Bussola

Mi ricordo di lei

Mi ricordo di lei una giornata al mare. Accanto a noi, una famiglia del Nord che trascorreva le vacanze su questa costa. Noi tre galleggiavamo a riva, loro tre nuotavano raggiungendo distanze proibite. C’era tra gli altri bagnanti anche una conoscente comune, Carmela, per tutti: la signora Mela. La bambina del Nord nuotava come una forsennata, come se per tutto l’inverno non avesse fatto altro che accumulare energia da liberare in mare. Si avventurava, letteralmente in lungo e in largo, ignorando ostacoli e bagnanti. Quando si avvicinò troppo alla signora Carmela, intervenne il padre: “Stai attenta che lì c’è la Mela!”. “Ma quale mela?” disse allora mia madre, in dialetto, guardando le boe rosse e rotonde all’orizzonte, “quella è una boa”. Per quell’equivoco ridemmo l’intero pomeriggio e dopo, negli anni.

Mi ricordo di lei che amava le canzoni di Battisti e che ci rimase male quando scoprì che i testi erano di Mogol. “Ho sempre amato Mogol, non Battisti”, mi disse un giorno delusa, come se avesse scoperto un piccolo tradimento perpetrato negli anni.

Mi ricordo di lei un giorno in cui era stanca e nervosa e dopo pranzo sedemmo insieme al tavolo in cucina. M’inventai un gioco per distrarla: “Chiudi gli occhi”, le dissi, “immagina di essere sotto una cascata”. “Ma sono nuda o vestita?” “Sei nuda”. “Nuda non mi sento a mio agio”. “Allora sei in mutande”. Rise, accettò di essere in mutande sotto una cascata. “La senti l’acqua che ti scorre addosso?” “Ma è calda o fredda?” “È una cascata, è fredda, ma non importa, rilassati”. “Va bene”. Poi squillò il telefono, era la mia migliore amica e passai con lei una mezz’ora buona. Quando tornai mi disse “Mi hai lasciato sotto l’acqua fredda in mutande”. E così ogni volta che cercavo di distrarla, di sollevarla da una tensione perpetua che allora non capivo e adesso sì, ogni volta mi diceva sempre “Ricordati che mi hai lasciato sotto l’acqua fredda in mutande”. Ridevamo insieme e finiva lì.

Mi ricordo di lei che le piaceva quando uno di noi la baciava sugli occhi chiusi.

Mi ricordo di lei un Natale in cui avevamo deciso di preparare un pollo intero ripieno di burro. Nella ricetta c’era scritto che avrebbe reso la carne più morbida e saporita. Ridevamo pensando a quanto fosse decisamente poco salutare, ma per una volta, a Natale, si poteva anche fare. Prendemmo una siringa e cominciammo a iniettare nel pollo il burro fuso. La carne però era soda e spingere lo stantuffo era sempre più difficile.

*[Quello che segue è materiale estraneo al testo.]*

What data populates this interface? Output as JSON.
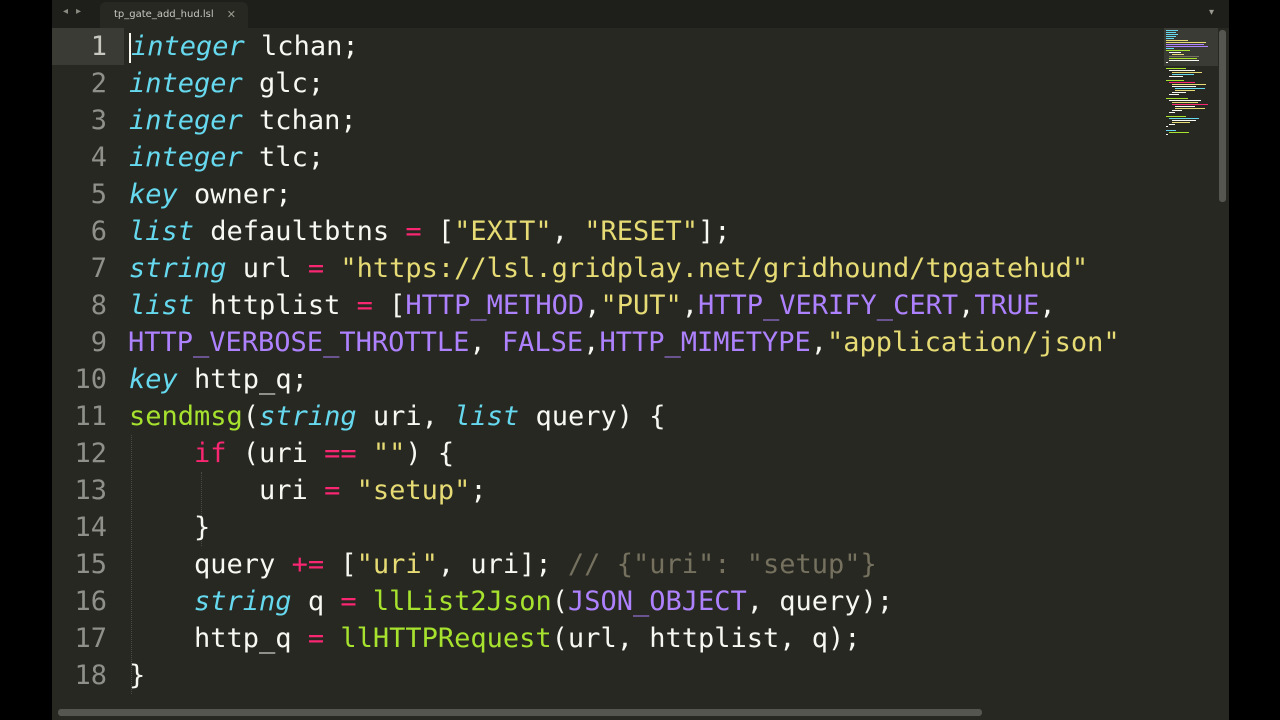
{
  "tabbar": {
    "back_glyph": "◂",
    "forward_glyph": "▸",
    "tab_title": "tp_gate_add_hud.lsl",
    "close_glyph": "✕",
    "dropdown_glyph": "▾"
  },
  "line_numbers": [
    "1",
    "2",
    "3",
    "4",
    "5",
    "6",
    "7",
    "8",
    "9",
    "10",
    "11",
    "12",
    "13",
    "14",
    "15",
    "16",
    "17",
    "18"
  ],
  "active_line": 1,
  "code": {
    "l1": [
      "integer",
      " lchan;"
    ],
    "l2": [
      "integer",
      " glc;"
    ],
    "l3": [
      "integer",
      " tchan;"
    ],
    "l4": [
      "integer",
      " tlc;"
    ],
    "l5": [
      "key",
      " owner;"
    ],
    "l6": [
      "list",
      " defaultbtns ",
      "=",
      " [",
      "\"EXIT\"",
      ", ",
      "\"RESET\"",
      "];"
    ],
    "l7": [
      "string",
      " url ",
      "=",
      " ",
      "\"https://lsl.gridplay.net/gridhound/tpgatehud\""
    ],
    "l8": [
      "list",
      " httplist ",
      "=",
      " [",
      "HTTP_METHOD",
      ",",
      "\"PUT\"",
      ",",
      "HTTP_VERIFY_CERT",
      ",",
      "TRUE",
      ","
    ],
    "l9": [
      "HTTP_VERBOSE_THROTTLE",
      ", ",
      "FALSE",
      ",",
      "HTTP_MIMETYPE",
      ",",
      "\"application/json\""
    ],
    "l10": [
      "key",
      " http_q;"
    ],
    "l11": [
      "sendmsg",
      "(",
      "string",
      " uri, ",
      "list",
      " query) {"
    ],
    "l12": [
      "    ",
      "if",
      " (uri ",
      "==",
      " ",
      "\"\"",
      ") {"
    ],
    "l13": [
      "        uri ",
      "=",
      " ",
      "\"setup\"",
      ";"
    ],
    "l14": [
      "    }"
    ],
    "l15": [
      "    query ",
      "+=",
      " [",
      "\"uri\"",
      ", uri]; ",
      "// {\"uri\": \"setup\"}"
    ],
    "l16": [
      "    ",
      "string",
      " q ",
      "=",
      " ",
      "llList2Json",
      "(",
      "JSON_OBJECT",
      ", query);"
    ],
    "l17": [
      "    http_q ",
      "=",
      " ",
      "llHTTPRequest",
      "(url, httplist, q);"
    ],
    "l18": [
      "}"
    ]
  },
  "colors": {
    "background": "#272822",
    "keyword": "#66d9ef",
    "string": "#e6db74",
    "operator": "#f92672",
    "constant": "#ae81ff",
    "function": "#a6e22e",
    "comment": "#75715e",
    "text": "#f8f8f2"
  },
  "minimap": {
    "visible": true
  },
  "scrollbars": {
    "vertical": true,
    "horizontal": true
  }
}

A un tratto l’ago scivolò via dalla coscia e il burro finì dappertutto, sul tavolo, sulle sedie, sulla credenza. Ora si arrabbia, pensai. Invece si mise a ridere, ridemmo entrambe, pulimmo tutto e decidemmo che andava bene così, infornammo il pollo, la cui carne poi non si rivelò né più morbida né più saporita.

Mi ricordo di lei che il giorno in cui mi accompagnò al mio primo appuntamento, stemperava in macchina la tensione cantandomi una buffa canzone di Pippo Franco con gli accenti tutti sbagliati.

Mi ricordo di lei i calzini bianchi che indossava in questo stesso giorno cinque anni fa. Li fissavo mentre lei, ferma sulla porta, con parole rassegnate, alludeva alla noncuranza di mio padre. E io tesa, nervosa, arrabbiata per la giornata lunga che avrei avuto a scuola, aspettavo che lui scendesse per accompagnarmi alla stazione. Quella mattina non l’ho baciata. Quella giornata a scuola non l’avrei finita. Quei calzini bianchi li avrei sfilati io dai suoi piedi freddi, incredula, in lacrime. E né quel giorno né altri avrei più potuto condividere con lei, non le avrei più potuto raccontare le mie preoccupazioni né ascoltare le sue, non le avrei più potuto chiedere dove fosse quel certo maglione o quel certo libro, non avrei più potuto farle una sorpresa nel giorno del suo compleanno e non avrei più potuto sentire la stessa storia sul concerto di Claudio Baglioni nel giorno del mio.

Mi ricordo di lei quando mio figlio piange come piangeva lei, quando nello specchio vedo tra le sopracciglia la stessa ruga che aveva lei, quando dico a mia figlia che a una mamma si dice tutto, come mi diceva lei, quando mi scopro con gli altri sfrontata e sincera com’era lei. Non esiste al mondo, per me, qualcosa che ancora non mi parli di lei.